Les opérateurs de téléphonie, si actifs en période de fêtes, ont il est vrai contribué à eux seuls à hauteur de 183.000.000 €.
L’Autorité a ainsi sanctionné une pratique classique d’interdiction de vente sur Internet (pour un montant de 900.000 €) et trois affaires impliquant des tentatives d’éviction de concurrents, selon des méthodes variées, allant de la menace de boycott, à la surréservation d’infrastructures indispensables, en passant par le développement d’un effet club entre ses clients.
Sommaire
Les décisions sont accessibles en lien dans les titres des sections
1. L’interdiction de vente de matériel Hi-Fi sur Internet (décision n°12-d-23 du 12 décembre 2012, Bang & Olufsen)

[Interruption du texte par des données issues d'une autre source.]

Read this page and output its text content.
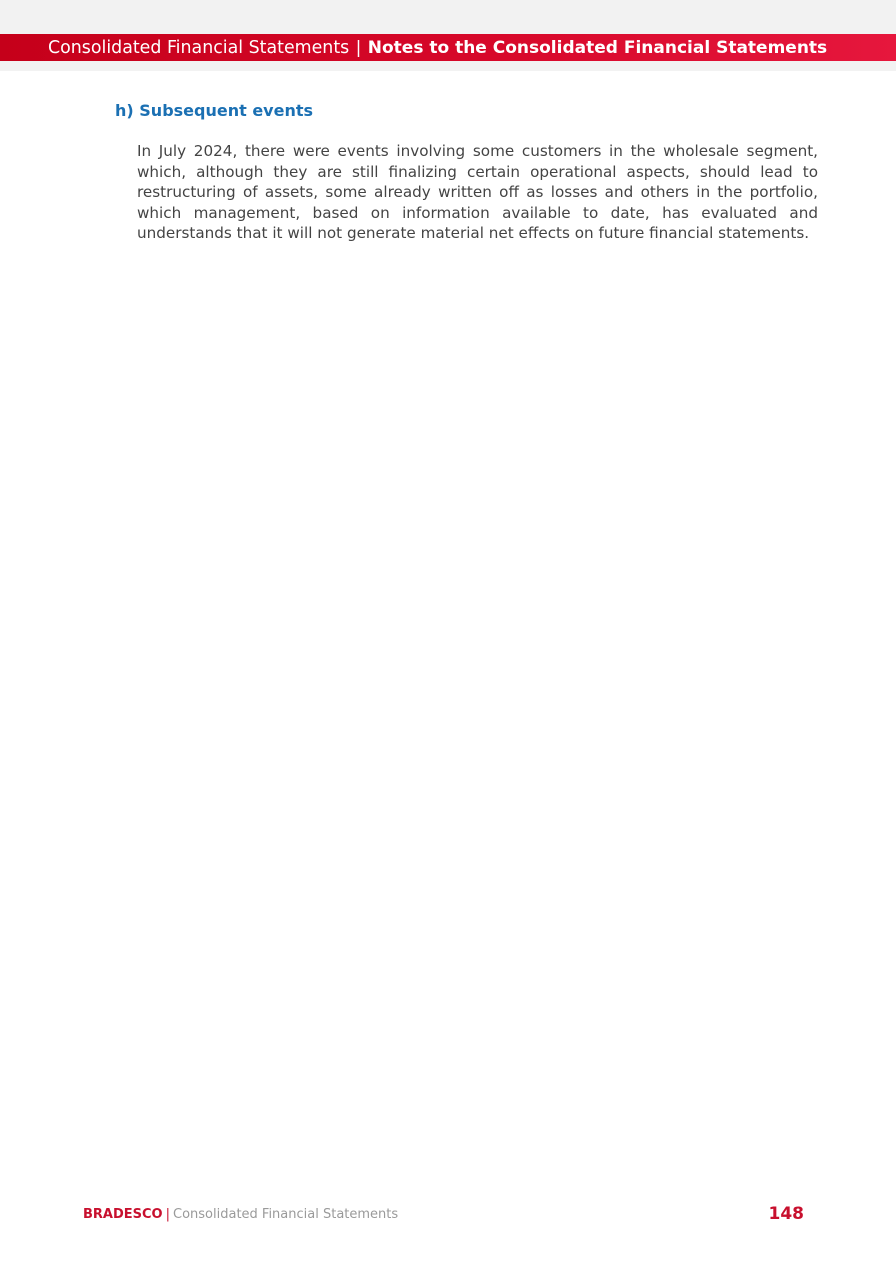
Consolidated Financial Statements | Notes to the Consolidated Financial Statements
h) Subsequent events

In July 2024, there were events involving some customers in the wholesale segment, which, although they are still finalizing certain operational aspects, should lead to restructuring of assets, some already written off as losses and others in the portfolio, which management, based on information available to date, has evaluated and understands that it will not generate material net effects on future financial statements.

BRADESCO | Consolidated Financial Statements	148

Vous avez reçu des enceintes Bang & Olufsen à Noël ? Vous les paierez peut-être moins cher, en ligne, à l’avenir.
La décision rendue par l’Autorité de la concurrence dans cette affaire confirme une solution fermement ancrée : l’interdiction par un fabricant de la vente de ses produits sur Internet est illicite.
Récemment encore, la Cour d’appel de Paris a adopté une décision particulièrement claire dans le cadre de la distribution de parfum sur Internet (Paris, 27 juin 2012) et l’on pourrait s’étonner de rencontrer encore des cas d’une telle interdiction. Ce serait sans compter avec les délais de procédure en matière de concurrence puisque les pratiques en cause remontent au premier âge d’Internet, en 2001.
Comme rappelé précédemment, la Cour de Justice de l’Union Européenne a précisé qu’une interdiction de revente sur Internet constituait une restriction de concurrence par objet, tout en rappelant qu’elle pouvait être objectivement justifiée :
« La jurisprudence de la Cour a, toutefois, reconnu qu’il existe des exigences légitimes, telles que le maintien du commerce spécialisé capable de fournir des prestations spécifiques pour des produits de haute qualité et technicité, qui justifient une réduction de la concurrence par les prix au bénéfice d’une concurrence portant sur d’autres éléments que les prix. » (CJUE, Pierre Fabre, 23 octobre 2011, pt 40)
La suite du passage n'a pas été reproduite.